Las descripciones que todo lo explican por el poder de unos malvados tienen el efecto indirecto de presentar al pueblo con un victimismo que lo aproxima a la estupidez, como manipulado por los algoritmos o cómplice de sus tiranos. Hay muchas situaciones de dominación, por supuesto, pero no somos una sociedad tan anómica, alienada y sumisa como la describen los analistas más críticos y la desearían los autoritarios. En medio de las pulsiones autoritarias (y en buena medida como su justa respuesta) las sociedades se movilizan, hay campañas de contestación, expresiones de indignación y solidaridad, formas de resistencia y protestas, como frente al genocidio de Gaza. Todo ello es amplificado por la digitalización de un modo que ninguna institución clásica hubiera podido llevar a cabo. Aunque se les haya culpabilizado de casi todo, las redes sociales son una conquista democrática que ha horizontalizado la conversación pública; no debemos considerarlas solo como un espacio de manipulación colectiva porque, además de desinformación y radicalismo, hay en ellas un vector de democratización que no podemos minusvalorar.

Maquiavelo, un autor a quien solo consideran maquiavélico los que no lo han leído, decía que había enseñado a los tiranos en El Príncipe cómo conquistar el poder pero también a los pueblos cómo resistirse a ellos. Al revelar los mecanismos del poder contribuyó a que dejara de ser considerado como natural e inmutable. Sus Discursos sobre la primera década de Tito Livio se centran en la organización republicana, la defensa de las libertades y la capacidad de los pueblos para defenderse de la opresión, introduciendo conceptos como las virtudes cívicas y el equilibrio de poder. No somos impotentes frente al poder, tampoco frente al que se pretende absoluto. En los momentos más brutales de la historia suele haber un resquicio para resistir y oponerse. Su conocida distinción entre la fortuna y la virtud, entre lo que no está en nuestras manos evitar y lo que, en cambio, podemos modificar, es una lección de resistencia frente al fatalismo. El pensador florentino ponía el ejemplo de las inundaciones devastadoras que lo destruyen todo sin que en ese momento podamos hacer casi nada, mientras que en tiempo de calma es posible prevenir y preparar las cosas para que las aguas no hagan tanto daño. Incluso cuando todo parece conspirar para que se imponga la fortuna más despiadada, hay oportunidades para el trabajo de la virtud.

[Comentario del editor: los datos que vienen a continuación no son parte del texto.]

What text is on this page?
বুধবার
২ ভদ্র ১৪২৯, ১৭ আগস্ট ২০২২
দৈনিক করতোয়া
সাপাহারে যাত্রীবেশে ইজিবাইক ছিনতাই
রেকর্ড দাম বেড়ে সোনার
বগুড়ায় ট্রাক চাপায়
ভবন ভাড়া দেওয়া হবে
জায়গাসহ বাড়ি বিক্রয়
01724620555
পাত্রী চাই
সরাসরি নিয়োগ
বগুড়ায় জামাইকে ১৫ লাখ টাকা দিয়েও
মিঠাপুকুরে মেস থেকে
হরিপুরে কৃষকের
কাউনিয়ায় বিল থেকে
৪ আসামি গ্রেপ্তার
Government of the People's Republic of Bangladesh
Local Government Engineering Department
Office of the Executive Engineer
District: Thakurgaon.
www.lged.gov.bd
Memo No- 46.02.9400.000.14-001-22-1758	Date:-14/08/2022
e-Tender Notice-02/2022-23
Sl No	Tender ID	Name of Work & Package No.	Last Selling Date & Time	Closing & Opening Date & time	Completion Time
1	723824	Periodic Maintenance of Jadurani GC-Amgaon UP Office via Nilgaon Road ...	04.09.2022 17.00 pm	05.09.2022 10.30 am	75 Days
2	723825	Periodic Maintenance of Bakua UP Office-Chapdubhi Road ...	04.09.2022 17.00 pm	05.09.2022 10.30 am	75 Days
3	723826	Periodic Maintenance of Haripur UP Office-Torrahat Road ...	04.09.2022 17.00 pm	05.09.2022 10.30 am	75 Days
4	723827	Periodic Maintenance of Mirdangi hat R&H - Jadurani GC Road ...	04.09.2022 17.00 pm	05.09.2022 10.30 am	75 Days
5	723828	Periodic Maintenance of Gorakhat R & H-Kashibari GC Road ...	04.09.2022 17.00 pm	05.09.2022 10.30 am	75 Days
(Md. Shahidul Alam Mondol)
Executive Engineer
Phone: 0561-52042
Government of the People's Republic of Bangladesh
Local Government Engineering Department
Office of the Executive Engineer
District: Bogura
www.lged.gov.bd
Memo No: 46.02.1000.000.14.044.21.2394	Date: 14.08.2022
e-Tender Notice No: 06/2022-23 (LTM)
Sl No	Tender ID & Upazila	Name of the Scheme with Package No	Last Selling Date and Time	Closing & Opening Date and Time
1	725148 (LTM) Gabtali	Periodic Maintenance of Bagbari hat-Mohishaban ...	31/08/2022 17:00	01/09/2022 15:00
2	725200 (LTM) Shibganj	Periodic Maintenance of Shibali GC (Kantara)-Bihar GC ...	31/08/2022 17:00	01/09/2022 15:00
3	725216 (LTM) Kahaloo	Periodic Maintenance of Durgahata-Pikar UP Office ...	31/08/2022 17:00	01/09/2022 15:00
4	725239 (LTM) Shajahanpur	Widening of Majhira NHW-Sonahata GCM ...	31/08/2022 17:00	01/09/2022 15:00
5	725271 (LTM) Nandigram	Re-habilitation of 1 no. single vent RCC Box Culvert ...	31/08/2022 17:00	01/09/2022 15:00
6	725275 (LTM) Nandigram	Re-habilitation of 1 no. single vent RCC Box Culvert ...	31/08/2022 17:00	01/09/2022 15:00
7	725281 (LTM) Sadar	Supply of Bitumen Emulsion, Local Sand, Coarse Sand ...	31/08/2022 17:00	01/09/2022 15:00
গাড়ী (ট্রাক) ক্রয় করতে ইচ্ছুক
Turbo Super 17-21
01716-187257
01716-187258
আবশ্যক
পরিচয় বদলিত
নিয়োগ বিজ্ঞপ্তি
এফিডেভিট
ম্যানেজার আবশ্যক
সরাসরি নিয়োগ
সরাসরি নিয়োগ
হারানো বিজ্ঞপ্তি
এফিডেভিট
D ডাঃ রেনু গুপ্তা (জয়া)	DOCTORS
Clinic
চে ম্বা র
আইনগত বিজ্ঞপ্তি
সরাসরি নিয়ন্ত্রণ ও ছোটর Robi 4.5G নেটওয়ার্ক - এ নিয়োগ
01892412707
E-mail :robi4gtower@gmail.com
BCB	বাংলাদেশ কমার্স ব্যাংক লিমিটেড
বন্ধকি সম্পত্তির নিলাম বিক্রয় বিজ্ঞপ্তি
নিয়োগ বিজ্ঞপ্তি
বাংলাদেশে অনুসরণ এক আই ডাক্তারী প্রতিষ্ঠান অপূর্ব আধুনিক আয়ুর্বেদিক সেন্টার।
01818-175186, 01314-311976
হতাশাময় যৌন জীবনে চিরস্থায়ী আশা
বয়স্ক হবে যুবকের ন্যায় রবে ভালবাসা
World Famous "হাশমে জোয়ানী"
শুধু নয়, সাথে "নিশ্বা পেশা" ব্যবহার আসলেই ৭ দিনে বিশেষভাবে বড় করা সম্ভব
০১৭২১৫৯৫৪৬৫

Quienes pensamos y escribimos acerca de la política tenemos la obligación de hacerlo fieles a la realidad, pero sin dar más motivos a la desesperanza de los que ya ofrece el mundo duro y mediocre en el que vivimos. No podemos naturalizar la violencia como si fuera, además de una parte penosa de la realidad, una lógica inevitable que todo lo explica y fuera de la cual no habría más que ingenuidad y resignación. No todo lo que pasa se explica por la imposición de individuos poderosos; existen dinámicas sociales que no son dóciles al poder y hay liderazgos más compartidos y menos teatrales cuyos resultados tienen mayor envergadura y persistencia que la violencia autoritaria. Con ello no estoy formulando un deseo sino tratando de que el cuadro con el que describimos la realidad política sea más completo y no el resultado de la fascinación que lo peor ejerce sobre nosotros, también sobre sus más fervientes críticos.